As well as having an understanding of the responsibilities involved in caring for a dog, you’ll be expected to meet certain criteria. They may refuse to re-home dogs outside of a certain catchment area for example — understandably, as this can cause difficulties in organizing home visits. They may also insist that dogs are not re-homed to anyone under the age of 18, or on income support or social security, with children under a specified age, or if the dog is going to be left alone for more than a certain number of hours — usually four but this can be less. They’ll also want to see some form of ID, plus, if you don’t own your own house, written permission to keep a dog from your council, housing association or landlord.
All these conditions can vary between different shelters, it’s a good idea to ask first to make sure you can meet them before you actually find and fall in love with the mutt of your dreams.
All members of the family — including any other dogs you own — will also need to meet the rescue before he or she leaves the premises, to ensure that everyone gets on. There’ll also be a home visit to arrange.
These form part of the vetting procedure to ensure that you can provide the right sort of home.

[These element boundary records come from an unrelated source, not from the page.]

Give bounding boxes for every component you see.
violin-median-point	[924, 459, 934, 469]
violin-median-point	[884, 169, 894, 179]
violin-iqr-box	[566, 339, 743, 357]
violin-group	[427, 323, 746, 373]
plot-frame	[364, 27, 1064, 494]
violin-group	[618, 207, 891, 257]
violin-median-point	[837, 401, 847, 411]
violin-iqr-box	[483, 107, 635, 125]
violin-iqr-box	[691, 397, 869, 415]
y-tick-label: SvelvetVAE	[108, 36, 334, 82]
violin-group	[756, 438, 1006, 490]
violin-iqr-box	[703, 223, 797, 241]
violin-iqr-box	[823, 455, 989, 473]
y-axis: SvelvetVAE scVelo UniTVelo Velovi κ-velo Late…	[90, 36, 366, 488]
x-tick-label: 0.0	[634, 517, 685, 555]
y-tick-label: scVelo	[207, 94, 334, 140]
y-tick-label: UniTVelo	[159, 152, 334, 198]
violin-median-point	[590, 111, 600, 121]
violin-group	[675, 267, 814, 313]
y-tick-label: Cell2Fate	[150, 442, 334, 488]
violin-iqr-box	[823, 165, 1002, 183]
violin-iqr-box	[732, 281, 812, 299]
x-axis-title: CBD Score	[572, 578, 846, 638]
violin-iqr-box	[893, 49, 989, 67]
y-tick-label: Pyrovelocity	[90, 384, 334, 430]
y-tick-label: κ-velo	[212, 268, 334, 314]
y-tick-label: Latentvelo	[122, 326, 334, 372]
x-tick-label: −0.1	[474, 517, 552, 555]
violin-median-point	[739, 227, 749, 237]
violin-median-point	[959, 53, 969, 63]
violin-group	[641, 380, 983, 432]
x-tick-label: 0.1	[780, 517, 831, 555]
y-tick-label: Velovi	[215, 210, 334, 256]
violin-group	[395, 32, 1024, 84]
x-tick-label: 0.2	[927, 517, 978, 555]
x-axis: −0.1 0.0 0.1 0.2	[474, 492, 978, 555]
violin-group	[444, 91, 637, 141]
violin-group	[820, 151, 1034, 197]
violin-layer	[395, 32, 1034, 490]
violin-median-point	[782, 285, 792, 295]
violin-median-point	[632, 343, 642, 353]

Your house doesn’t need to be spotless but it does need to be a safe and secure environment so before the visit is due, check up on and repair, if necessary, any weak areas of garden fencing and tidy up any other potential hazards.
You may need to be flexible and available at short notice for a visit; if possible, the other family members should be present and the primary carer absolutely must be — it’s no good asking your neighbour to stand in for you.
The home visitor won’t be able to give you a decision there and then and you’ll probably need to wait between several days to a week to hear if you have been successful.
Sealing the deal
Shelter dogs aren’t free and if your adoption application is successful, you’ll be asked to pay a ‘donation’ which helps to cover some of the costs of caring for the dog while he was at the shelter and to sign an adoption form agreeing that you will care for, feed, train, exercise and insure him and seek veterinary attention as required.
There may be additional stipulations such as having him neutered if this has not already been done and that if, for any reason, you ever find yourself unable to keep him, you will return him to the shelter.
If some of this seems excessive, bear in mind that the shelter’s first concern is for the dog and trying to ensure that he finds his final ‘forever’ home.